On 09.03.2015 12:26, François wrote:
Thanks for these clarifications.
I guess that most of the time is spent in the *copy_property* [link to git https://git.skewed.de/count0/graph-tool/blob/master/src/graph/graph_properties_copy.cc#L33]. Indeed, when I provide a pre-initialized distance vector through the dist_map parameter, the execution of shortest_distance is only 10ms faster.
If I understood well, the *copy_property *is used to build a vector initialized with one single value. If so, one would obtain the same result with python and numpy with
x = np.empty(array_size, dtype=float) x.fill(value)
I did try to time this "numpy way initialization" (altough I'm not sure it corresponds to *copy_property*)
python -m timeit -s "import numpy as np" -n 100 "np.empty(33e6, dtype=int).fill(1)" 100 loops, best of 3: 34.9 msec per loop
These**34.9ms have to be compared to the 300ms (bake of envelope calculus) that takes the *copy_property *function.
Am I right about the way that the copy_property function works ? Could it be improved ?

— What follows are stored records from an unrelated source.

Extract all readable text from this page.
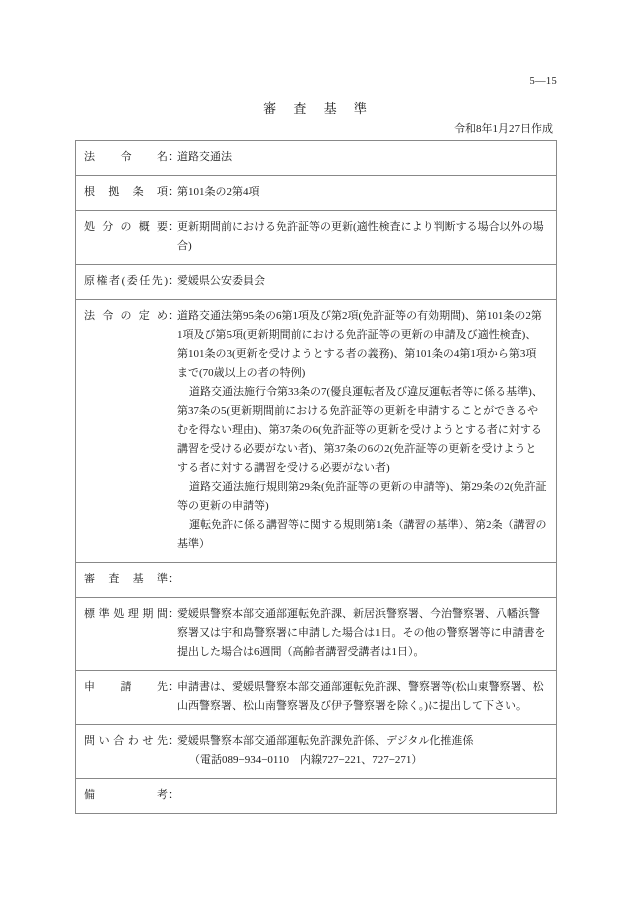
5—15
審 査 基 準
令和8年1月27日作成
法令名：

道路交通法

根拠条項：

第101条の2第4項

処分の概要：

更新期間前における免許証等の更新(適性検査により判断する場合以外の場合)

原権者(委任先)：

愛媛県公安委員会

法令の定め：

道路交通法第95条の6第1項及び第2項(免許証等の有効期間)、第101条の2第1項及び第5項(更新期間前における免許証等の更新の申請及び適性検査)、第101条の3(更新を受けようとする者の義務)、第101条の4第1項から第3項まで(70歳以上の者の特例)

道路交通法施行令第33条の7(優良運転者及び違反運転者等に係る基準)、第37条の5(更新期間前における免許証等の更新を申請することができるやむを得ない理由)、第37条の6(免許証等の更新を受けようとする者に対する講習を受ける必要がない者)、第37条の6の2(免許証等の更新を受けようとする者に対する講習を受ける必要がない者)

道路交通法施行規則第29条(免許証等の更新の申請等)、第29条の2(免許証等の更新の申請等)

運転免許に係る講習等に関する規則第1条（講習の基準）、第2条（講習の基準）

審査基準：

標準処理期間：

愛媛県警察本部交通部運転免許課、新居浜警察署、今治警察署、八幡浜警察署又は宇和島警察署に申請した場合は1日。その他の警察署等に申請書を提出した場合は6週間（高齢者講習受講者は1日）。

申請先：

申請書は、愛媛県警察本部交通部運転免許課、警察署等(松山東警察署、松山西警察署、松山南警察署及び伊予警察署を除く。)に提出して下さい。

問い合わせ先：

愛媛県警察本部交通部運転免許課免許係、デジタル化推進係

（電話089−934−0110　内線727−221、727−271）

備考：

PropertyMap.copy() is slower than a simple numpy initialization because it needs to deal with possible conversions between the values (such as converting from string to double). However, it is possible to include a specialization that avoids this conversion when the types are the same. I have now included this modification in the git version, which significantly improves the time it takes to copy a property without conversion.